Bologna, 10 dicembre 2019 – Una coltellata al fianco destro, profonda. E un taglio, superficiale, all’altezza dello sterno. Ha trenta giorni di prognosi Valentino C., 35 anni, il tifoso del Milan che, domenica sera, mentre usciva dallo stadio Dall’Ara, poco prima di raggiungere i tornelli, è stato avvicinato e colpito con due fendenti da un altro ultrà rossonero, subito individuato e bloccato dalla Digos. Erano circa le 22,40 e l’aggressore, B. M., mantovano di 34 anni, è stato fermato mentre correva a prendere il pullman per tornare a casa. Al termine degli accertamenti, il trentaquattrenne, che aveva ancora con sé un coltello a serramanico (forse proprio usato per ferire l’altro), è stato denunciato per lesioni pluriaggravate e porto illegale di armi. Il coltello era pulito: è stato sequestrato e la Scientifica dovrà analizzarlo.

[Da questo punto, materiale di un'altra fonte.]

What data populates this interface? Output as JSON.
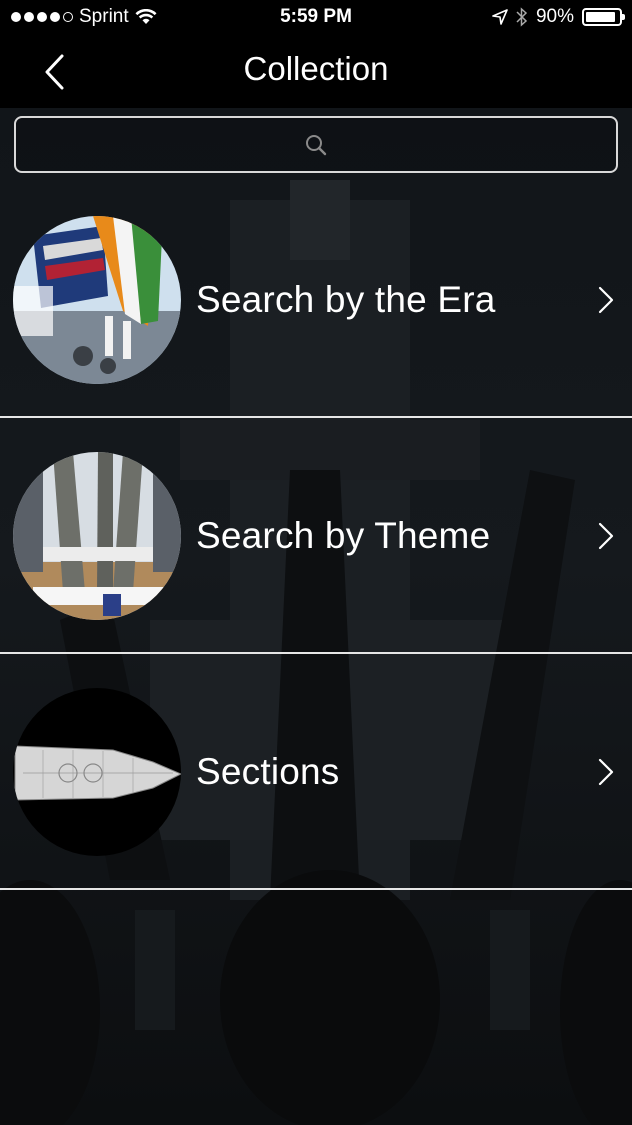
{
  "status_bar": {
    "carrier": "Sprint",
    "time": "5:59 PM",
    "battery_percent": "90%",
    "battery_level": 0.9,
    "signal_bars_filled": 4,
    "signal_bars_total": 5,
    "icons": [
      "wifi-icon",
      "location-arrow-icon",
      "bluetooth-icon",
      "battery-icon"
    ]
  },
  "nav": {
    "title": "Collection",
    "back_icon": "chevron-left-icon"
  },
  "search": {
    "placeholder": "",
    "icon": "search-icon"
  },
  "menu": {
    "items": [
      {
        "label": "Search by the Era",
        "thumbnail": "flags-ship-photo"
      },
      {
        "label": "Search by Theme",
        "thumbnail": "sailors-ceremony-photo"
      },
      {
        "label": "Sections",
        "thumbnail": "ship-plan-diagram"
      }
    ]
  },
  "colors": {
    "background": "#000000",
    "text": "#ffffff",
    "divider": "#e6e6e6",
    "search_border": "#d9d9d9"
  }
}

Sia la vittima, che adesso è ricoverata al Maggiore in terapia intensiva, che l’aggressore, sono volti conosciuti alla Digos milanese, hanno precedenti per reati da stadio ed entrambi, in passato, avevano ricevuto dei Daspo. Ed è in questo ambito che si concentrano adesso le indagini della Squadra tifoserie bolognese, per arrivare a ricostruire il movente che ha portato al ferimento. Quello che risulta è che anche B. M. abbia dovuto fare ricorso, l’altra sera, alle cure dei sanitari del 118, dopo essere stato colpito con un pugno in faccia. La polizia, che sta visionando fotografie e video registrati allo stadio durante tutta la partita, sta lavorando per capire anche l’esatta sequenza dei fatti. Ossia, se la lite sia iniziata già sugli spalti (dove ipoteticamente potrebbe essere stato colpito il mantovano) e poi culminata ai tornelli; oppure se l’accoltellatore sia stato pestato dagli amici della vittima dopo aver sferrato le coltellate.

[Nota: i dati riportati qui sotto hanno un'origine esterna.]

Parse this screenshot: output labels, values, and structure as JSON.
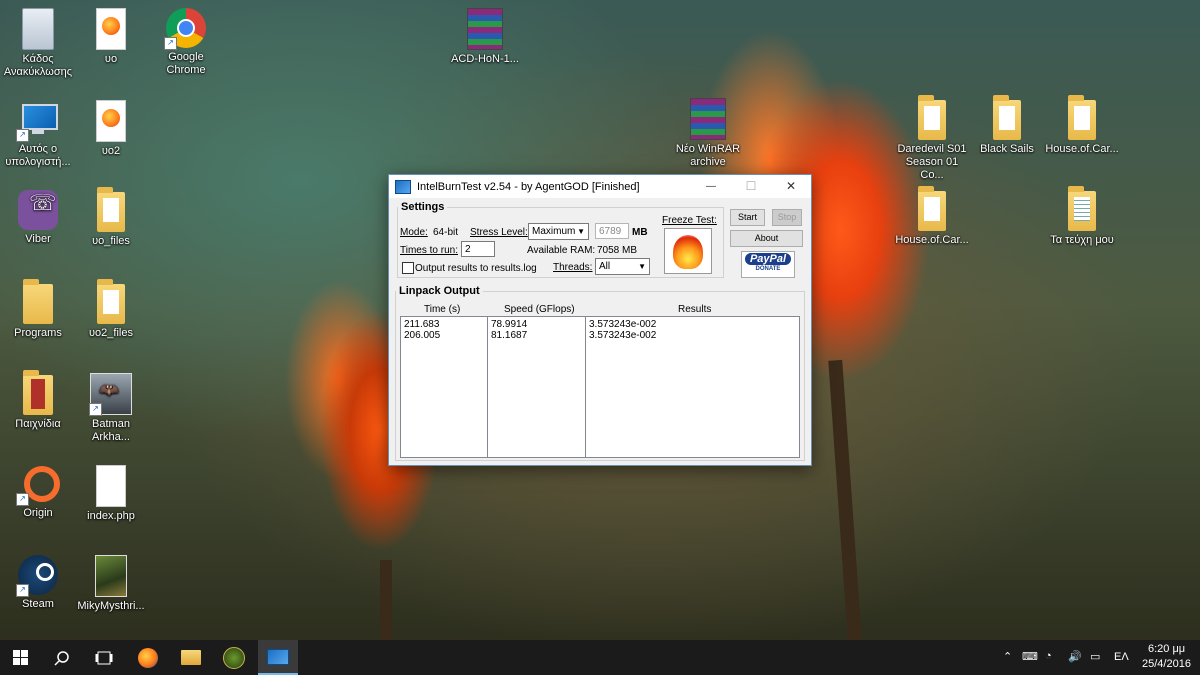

Il ‘movente’, come detto, non è chiaro. Sul momento voci di curva avevano riferito che i due fossero venuti alle mani per la proprietà di un ‘trofeo’, un paio di pantaloncini lanciati sugli spalti da un giocatore. Questa versione, non confermata, lascia molto perplessi gli investigatori. Un’altra ipotesi, molto più valida, è che si sia trattato di un regolamento di conti per precedenti rancori. In particolare, il mantovano sarebbe stato picchiato la scorsa settimana, al termine della partita Parma-Milan, dal gruppo di ultras rossoneri ‘Nervi tesi’ di cui fa parte il trentacinquenne accoltellato. La lite sarebbe nata per motivi più che futili: la disposizione dei tifosi dei vari gruppi sui bus navetta diretti allo stadio di Parma, non rispettata - a quanto pare - dal mantovano. Diverse situazioni di attrito, insomma, adesso al vaglio della Digos di Bologna, che sta lavorando con la collaborazione dei colleghi di Milano, ascoltando anche le testimonianze di altri tifosi e addetti ai lavori che hanno assistito alla scena domanica sera.